Wówczas także kupujący przekonałby sie ile produkt stracił na rzeczywistej wartości przez Jego naduzycie.
Jeśłi sprzedawca zrobi wycene jednostronnie to kupujący bedzie czuł sie pokrzywdzony. Natomiast w takim przyadku ani sprzedawca ani zwracający kupujący nie mają wpływu na to jak produkt wyceni rynek.
Ale nie ma czasu bawić się w licytację bo przedmiot może się w ogóle w tym roku nie sprzedać a zwrot musisz zrobić niezwłocznie
@justuniqueino twardo trzymaj sę swojej decyzji ,pamiętaj ... musisz ją rzeczowo udokumentować .
@justuniqueino kupująca nie chce odesłania sukienki jak i również robi problem o pomniejszenie kwoty, twierdzi, że odcięła metke odruchowo i max mogę jej 100 zł potrącić
Kupująca odstąpiła od umowy i nie jest już właścicielką sukienki. Odesłała Ci Twoją własność, więc nie masz powodu, żeby ponownie wysyłać sukienkę do klientki, chyba że odwoła swoje odstąpienie za Twoją zgodą (musiałaby pokryć koszt ponownej wysyłki).
Jeśli kupująca nie zgadza się z kwotą potrącenia, a Ty jesteś pewna, że właściwie ustaliłaś jej wysokość, to pewnie skończy się na Allegro Protect.
Tak jestem pewna, wiem za ile chodzą jako używane, teraz czekam bo utworzyła dyskusję a od 6 godzin nie odpisuje
@justuniqueino Zwracasz tyle ile jest warta w obecnym stanie.

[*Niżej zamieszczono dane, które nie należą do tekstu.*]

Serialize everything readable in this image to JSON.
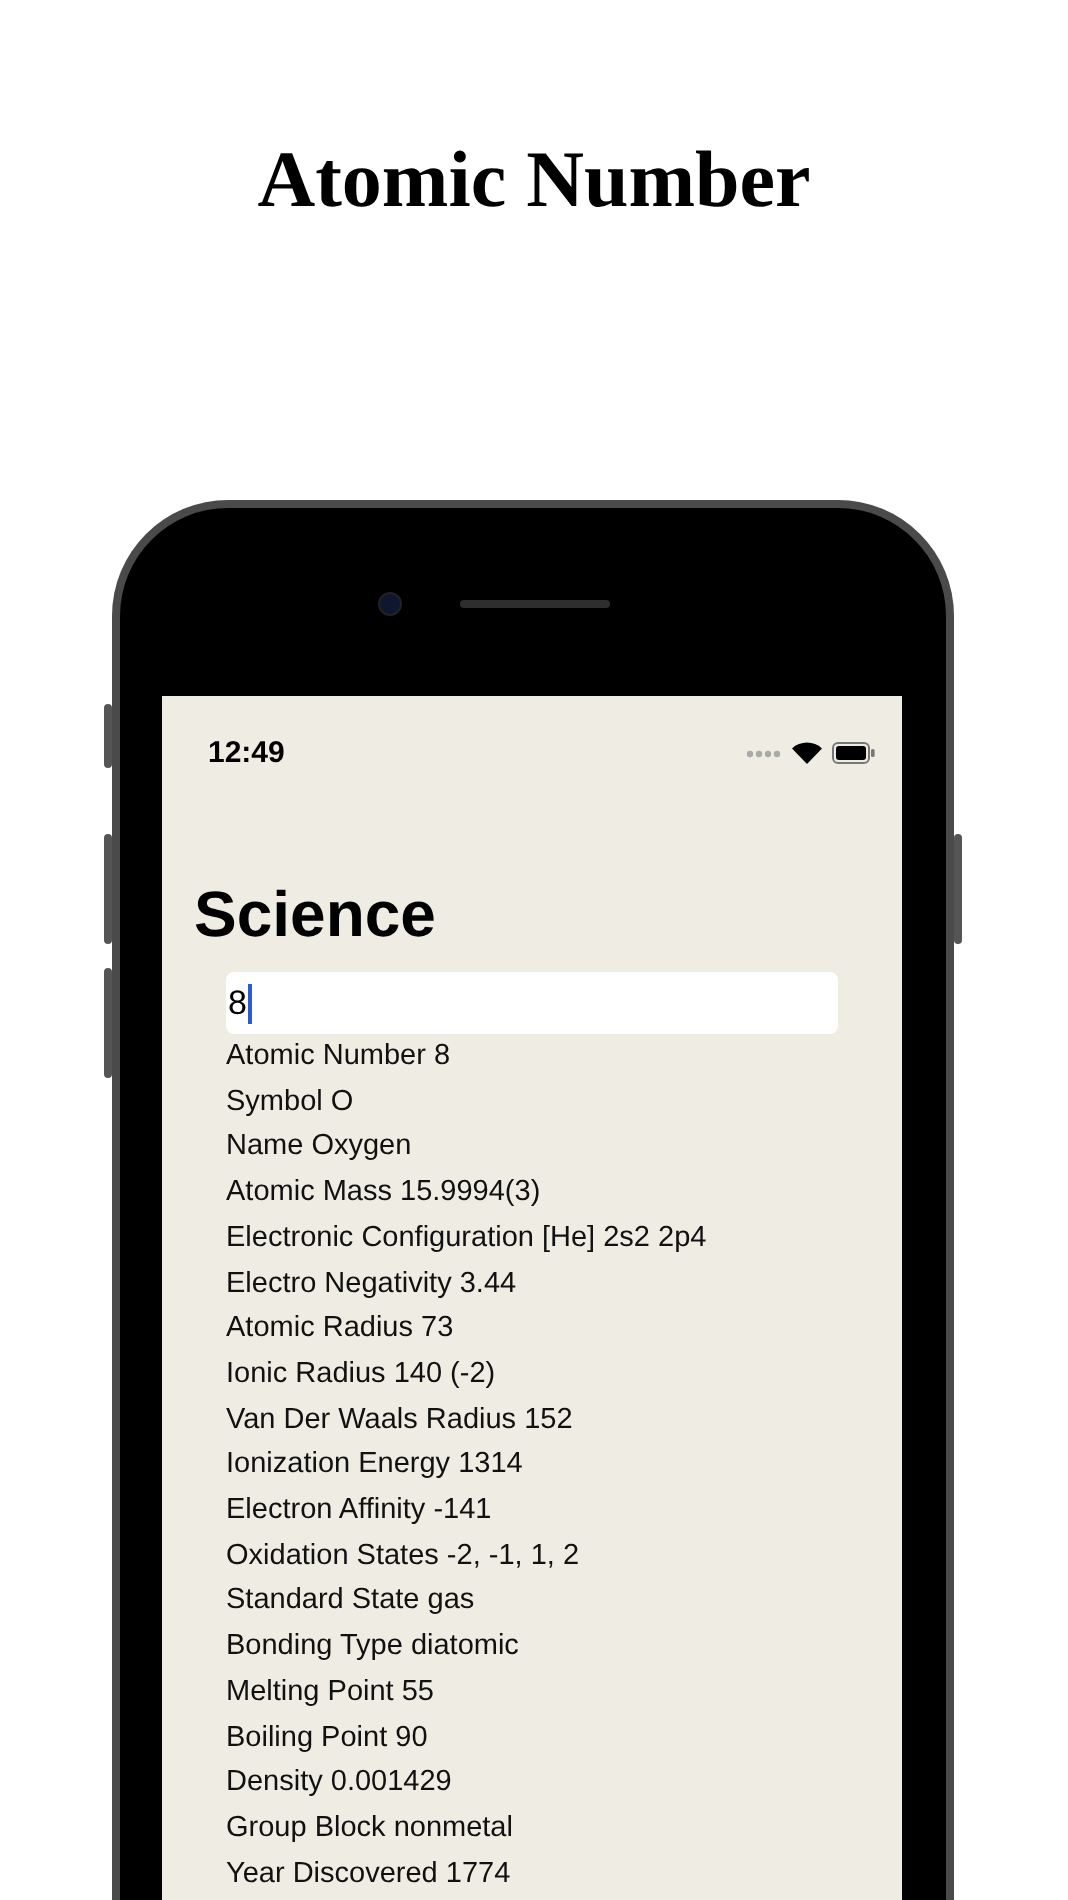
{
  "headline": "Atomic Number",
  "phone": {
    "status_bar": {
      "time": "12:49"
    },
    "title": "Science",
    "search": {
      "value": "8"
    },
    "details": [
      "Atomic Number 8",
      "Symbol O",
      "Name Oxygen",
      "Atomic Mass 15.9994(3)",
      "Electronic Configuration [He] 2s2 2p4",
      "Electro Negativity 3.44",
      "Atomic Radius 73",
      "Ionic Radius 140 (-2)",
      "Van Der Waals Radius 152",
      "Ionization Energy 1314",
      "Electron Affinity -141",
      "Oxidation States -2, -1, 1, 2",
      "Standard State gas",
      "Bonding Type diatomic",
      "Melting Point 55",
      "Boiling Point 90",
      "Density 0.001429",
      "Group Block nonmetal",
      "Year Discovered 1774"
    ]
  }
}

Utratą wartości - poprzez obniżenie kwoty zwrotu - zostaje obciążony kupujący.
Kolejny odcinek z cyklu "Wypożyczalnia story"
Dokładnie! ja juz mam tego dość, jeszcze ten chory regulamin ze takie zwroty TRZEBA przyjmowac
@justuniqueino Akurat zwroty to nie kwestia regulaminu Allegro, ale rozwiązań ustawowych. Tyle że ustawodawca nie przewidział, jakie patologie to będzie generować. Ale tak to niestety jest: jeśli przepisy nadmiernie uprzywilejowują jakąś grupę, to zawsze znajdą się egzemplarze, które będą to wykorzystywać.
@SpeedyGonzalezz Jednak ustawodawca przewidział, skoro dał sprzedającym art. 34 ust. 4. Szkoda tylko, że niektórzy kupujący nie mają wyobraźni i przyzwoitości. W życiu bym nie zwróciła rzeczy w takim stanie, bez względu na przepisy.
@justuniqueino To nie regulamin Allegro. Przepisy ustawy o prawach konsumenta (których źródłem są dyrektywy unijne) zobowiązują sprzedajacych do przyjmowania zwróconego towaru bez względu na jego stan. Zapoznaj się z ustawą, jeśli jeszcze tego nie zrobiłaś.
Nic nie poradzisz na takie przypadki. Musisz starać się zawsze rzetelnie ustalić wartość odesłanej rzeczy.